La thématique du concours 2016 est « le transfert technologique ». Parmi les interventions figurent celles relatives aux brevets (différenciation entre innovation, inventivité et application industrielle) et les différents aspects techniques y afférant mais également la nature même de ce qui est communément dit invention et le passage d’une invention vers l’innovation et enfin l’industrialisation et la confrontation du produit innovant au marché. Un processus long et difficile, mais qui, semble-t-il, repose sur du bon sens et une formule à trois niveaux : Pains – Gains – Time.

« La valorisation est donc une passerelle entre la recherche et le secteur socio-économique. La valeur d’un produit doit être perçue par le client "potentiel" comme un "GAIN" face aux sacrifices qu’il endure (exemples : passage du CD-rom vers la clé-usb, la machine à laver, l’aspirateur, etc.) » Selon Monsieur Kamel Ben Ameur expert en stratégie d’innovation industrielle. Aussi, l’exemple de la Corée du Sud a été présenté. Un pays qui, dans les années 60, était classé parmi les Etats les plus pauvres, se positionne aujourd’hui 15èmepuissance économique, et ce grâce, à l’innovation et la production technologique.
L’université et notamment les disciplines professionnelles comme l’architecture et l’ingénierie, doivent pouvoir inscrire dans leurs contenus de formations cet enjeu winwin1et l’esprit entrepreneurial chez les jeunes étudiants pour les libérer du schéma classique de l’architecte ou ingénieur prestataire de plans et de dessins techniques. L’architecte peut également inventer des pièces, des matériaux innovants (exemple « le plancher léger intégral composé de matériaux préfabriqués » fruit de l’inventeur architecte Moncef Souissi primé en 2006).

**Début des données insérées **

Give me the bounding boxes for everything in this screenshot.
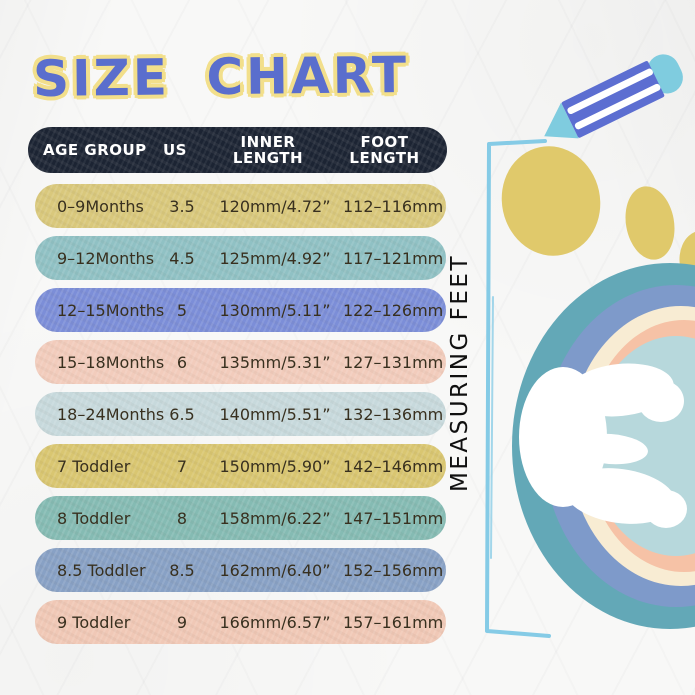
age-group-cell: 7 Toddler [57,456,131,476]
foot-length-cell: 122–126mm [343,300,444,320]
us-size-cell: 4.5 [169,248,195,268]
table-row: 0–9Months 3.5 120mm/4.72” 112–116mm [35,184,446,228]
baby-foot-illustration [501,146,695,629]
foot-length-cell: 117–121mm [343,248,444,268]
header-us-size: US [163,141,187,159]
big-toe-shape [501,146,601,256]
age-group-cell: 9 Toddler [57,612,131,632]
measuring-feet-label: MEASURING FEET [447,254,473,492]
us-size-cell: 3.5 [169,196,195,216]
age-group-cell: 12–15Months [57,300,165,320]
foot-pad-center [590,336,695,556]
foot-length-cell: 142–146mm [343,456,444,476]
us-size-cell: 5 [176,300,188,320]
foot-arch-white-shape [519,363,687,528]
inner-length-cell: 125mm/4.92” [219,248,331,268]
table-row: 12–15Months 5 130mm/5.11” 122–126mm [35,288,446,332]
foot-length-cell: 127–131mm [343,352,444,372]
size-table: AGE GROUP US INNER LENGTH FOOT LENGTH 0–… [35,127,447,652]
foot-pad-outer-ring [512,263,695,629]
age-group-cell: 8.5 Toddler [57,560,146,580]
table-row: 15–18Months 6 135mm/5.31” 127–131mm [35,340,446,384]
inner-length-cell: 158mm/6.22” [219,508,331,528]
foot-length-cell: 157–161mm [343,612,444,632]
foot-length-cell: 152–156mm [343,560,444,580]
age-group-cell: 18–24Months [57,404,165,424]
us-size-cell: 8.5 [169,560,195,580]
pencil-icon [544,54,683,139]
age-group-cell: 8 Toddler [57,508,131,528]
table-row: 7 Toddler 7 150mm/5.90” 142–146mm [35,444,446,488]
table-row: 9–12Months 4.5 125mm/4.92” 117–121mm [35,236,446,280]
foot-length-cell: 112–116mm [343,196,444,216]
us-size-cell: 9 [176,612,188,632]
us-size-cell: 7 [176,456,188,476]
us-size-cell: 6 [176,352,188,372]
inner-length-cell: 120mm/4.72” [219,196,331,216]
foot-length-cell: 132–136mm [343,404,444,424]
header-age-group: AGE GROUP [43,141,147,159]
page-title: SIZE CHART [32,46,410,108]
header-foot-length: FOOT LENGTH [349,132,420,167]
inner-length-cell: 166mm/6.57” [219,612,331,632]
foot-pad-peach-ring [586,320,695,572]
foot-pad-cream-ring [569,306,695,586]
inner-length-cell: 130mm/5.11” [219,300,331,320]
second-toe-shape [625,186,675,260]
third-toe-shape [679,230,695,298]
inner-length-cell: 150mm/5.90” [219,456,331,476]
inner-length-cell: 162mm/6.40” [219,560,331,580]
age-group-cell: 15–18Months [57,352,165,372]
table-row: 9 Toddler 9 166mm/6.57” 157–161mm [35,600,446,644]
table-header-row: AGE GROUP US INNER LENGTH FOOT LENGTH [28,127,447,173]
table-row: 18–24Months 6.5 140mm/5.51” 132–136mm [35,392,446,436]
foot-length-cell: 147–151mm [343,508,444,528]
measuring-bracket [485,139,551,638]
table-row: 8 Toddler 8 158mm/6.22” 147–151mm [35,496,446,540]
us-size-cell: 8 [176,508,188,528]
age-group-cell: 9–12Months [57,248,155,268]
table-row: 8.5 Toddler 8.5 162mm/6.40” 152–156mm [35,548,446,592]
us-size-cell: 6.5 [169,404,195,424]
age-group-cell: 0–9Months [57,196,144,216]
foot-pad-blue-ring [543,285,695,607]
inner-length-cell: 135mm/5.31” [219,352,331,372]
inner-length-cell: 140mm/5.51” [219,404,331,424]
header-inner-length: INNER LENGTH [232,132,304,167]
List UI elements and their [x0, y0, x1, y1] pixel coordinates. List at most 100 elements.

Schéma présenté par M. Kamel Ben Ameur

L’architecte de renommée internationale Norman Foster s’est enrichi et a atteint une notoriété à travers ses brevets et ses gains sur les pièces technologiques qu’il a inventés pour les projets qu’il a réalisés.
De même que Google Book (1990) est l’heureux résultat d’une success story de chercheurs tunisiens (Lotfi Belkhir Docteur en Physique, Makram Mestiri et Associés).
La remise des prix aux lauréats s’est déroulée les journées 9 et 10 novembre 2016. Le 1erprix a été attribué à Sami Guetari pour son projet relatif à la production de compléments alimentaires riches en oméga 3 à partir de déchets de thon. Le 2èmeprix a été attribué à Ghassen Ferchichi pour sa fabrication d’une semelle intelligente connectée à une application mobile permettant aux diabétiques souffrant d’ulcération du pied d’éviter une aggravation. Le 3èmeprix a été attribué à Anis Sahbani pour la production de robots mobiles de sécurité des espaces.

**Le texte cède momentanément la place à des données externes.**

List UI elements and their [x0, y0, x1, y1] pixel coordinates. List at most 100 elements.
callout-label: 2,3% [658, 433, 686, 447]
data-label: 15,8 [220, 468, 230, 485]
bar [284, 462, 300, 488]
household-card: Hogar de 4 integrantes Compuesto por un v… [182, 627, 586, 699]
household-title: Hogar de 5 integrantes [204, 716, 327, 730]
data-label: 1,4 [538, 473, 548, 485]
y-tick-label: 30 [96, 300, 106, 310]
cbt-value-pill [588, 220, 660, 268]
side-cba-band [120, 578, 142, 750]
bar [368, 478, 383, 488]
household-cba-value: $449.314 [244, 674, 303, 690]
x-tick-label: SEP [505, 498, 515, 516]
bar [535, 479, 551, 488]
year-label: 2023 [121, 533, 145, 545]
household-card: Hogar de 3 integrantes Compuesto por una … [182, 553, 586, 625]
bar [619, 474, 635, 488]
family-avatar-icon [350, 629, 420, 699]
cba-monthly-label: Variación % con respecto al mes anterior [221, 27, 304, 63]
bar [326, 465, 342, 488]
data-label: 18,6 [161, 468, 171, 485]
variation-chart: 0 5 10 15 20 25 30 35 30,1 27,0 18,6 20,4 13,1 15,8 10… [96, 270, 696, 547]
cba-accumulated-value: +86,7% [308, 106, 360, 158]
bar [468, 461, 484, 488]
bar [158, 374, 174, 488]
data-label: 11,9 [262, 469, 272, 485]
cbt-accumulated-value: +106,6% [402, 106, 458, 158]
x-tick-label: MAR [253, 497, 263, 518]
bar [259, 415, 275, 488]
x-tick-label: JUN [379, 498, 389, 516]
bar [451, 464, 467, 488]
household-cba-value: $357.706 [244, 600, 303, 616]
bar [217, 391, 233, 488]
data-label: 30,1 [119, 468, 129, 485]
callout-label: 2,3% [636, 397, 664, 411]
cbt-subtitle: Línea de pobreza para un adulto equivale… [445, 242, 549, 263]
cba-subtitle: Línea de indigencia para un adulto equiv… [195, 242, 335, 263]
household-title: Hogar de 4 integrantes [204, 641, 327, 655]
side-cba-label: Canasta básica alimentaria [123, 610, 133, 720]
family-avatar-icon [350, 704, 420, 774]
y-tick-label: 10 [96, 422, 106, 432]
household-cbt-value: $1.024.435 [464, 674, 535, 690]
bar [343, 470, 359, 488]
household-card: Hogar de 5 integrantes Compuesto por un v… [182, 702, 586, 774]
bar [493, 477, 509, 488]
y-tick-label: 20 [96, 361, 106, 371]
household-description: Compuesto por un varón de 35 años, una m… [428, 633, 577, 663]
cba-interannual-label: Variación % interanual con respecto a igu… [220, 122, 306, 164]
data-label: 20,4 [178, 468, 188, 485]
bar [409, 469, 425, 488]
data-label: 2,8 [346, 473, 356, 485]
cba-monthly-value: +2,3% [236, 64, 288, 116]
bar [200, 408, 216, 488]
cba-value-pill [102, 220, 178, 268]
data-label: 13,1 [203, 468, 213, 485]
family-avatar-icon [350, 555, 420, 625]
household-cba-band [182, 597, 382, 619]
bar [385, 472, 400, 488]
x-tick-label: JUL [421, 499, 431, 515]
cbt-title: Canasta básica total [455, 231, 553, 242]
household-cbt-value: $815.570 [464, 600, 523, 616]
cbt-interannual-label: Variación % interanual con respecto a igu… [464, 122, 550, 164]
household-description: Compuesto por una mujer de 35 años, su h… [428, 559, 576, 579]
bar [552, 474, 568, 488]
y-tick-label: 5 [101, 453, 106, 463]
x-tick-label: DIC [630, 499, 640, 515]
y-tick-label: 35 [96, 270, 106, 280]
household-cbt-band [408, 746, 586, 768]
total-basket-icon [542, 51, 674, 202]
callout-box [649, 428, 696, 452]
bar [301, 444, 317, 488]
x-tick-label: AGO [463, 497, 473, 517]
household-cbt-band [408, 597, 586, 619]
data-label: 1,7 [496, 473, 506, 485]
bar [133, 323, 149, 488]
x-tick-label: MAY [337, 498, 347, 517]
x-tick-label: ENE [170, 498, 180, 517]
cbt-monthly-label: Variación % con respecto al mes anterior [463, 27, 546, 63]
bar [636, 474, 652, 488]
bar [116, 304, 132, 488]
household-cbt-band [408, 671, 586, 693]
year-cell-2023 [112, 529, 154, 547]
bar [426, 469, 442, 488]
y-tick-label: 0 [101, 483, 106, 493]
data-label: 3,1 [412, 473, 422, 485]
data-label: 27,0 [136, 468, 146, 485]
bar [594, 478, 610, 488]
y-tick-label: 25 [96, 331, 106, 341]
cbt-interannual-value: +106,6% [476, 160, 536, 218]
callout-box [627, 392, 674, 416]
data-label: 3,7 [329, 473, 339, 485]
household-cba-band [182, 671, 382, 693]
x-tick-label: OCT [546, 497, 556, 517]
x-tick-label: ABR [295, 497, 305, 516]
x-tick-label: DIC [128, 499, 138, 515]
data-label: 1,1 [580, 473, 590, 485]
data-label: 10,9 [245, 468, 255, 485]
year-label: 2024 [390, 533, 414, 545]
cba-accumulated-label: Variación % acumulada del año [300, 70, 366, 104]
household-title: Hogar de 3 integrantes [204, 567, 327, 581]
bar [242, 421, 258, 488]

Ce qui est regrettable c’est le peu (quasi absence) de recherches dans le domaine des matériaux de construction ou des interfaces de dessin et de conception (logiciels paramétriques) en Tunisie. Pour pallier à ce manque, notre système d’enseignement et de recherche doit nécessairement se réformer et s’inscrire dans de nouvelles dynamiques et de nouveaux paradigmes pédagogiques où la créativité, l’esprit de management et d’entreprenariat (le win-win anglo-saxon) sont au centre des structures et des raisonnements pédagogiques et didactiques, notamment, dans les domaines à formation professionnelle comme l’architecture, l’urbanisme, l’aménagement du territoire et l’ingénierie.
L’enseignement et l’éducation vivent aujourd’hui une crise à l’image du monde qui bouge à une vitesse frénétique, où les repères et les fondements s’estompent face à l’emprise du matériel.
Paradoxalement, cette mainmise du matériel, par le biais du marché libéral, nous fait prendre conscience de l’importance cruciale de l’éducation et de la faculté à produire des systèmes d’enseignements susceptibles de développer des penseurs, des citoyen(ne)s autonomes, capables de renouveau et d’innovation. D’où le rôle fondamental de l’éducation et donc de l’enseignement qui en est un des biais essentiels.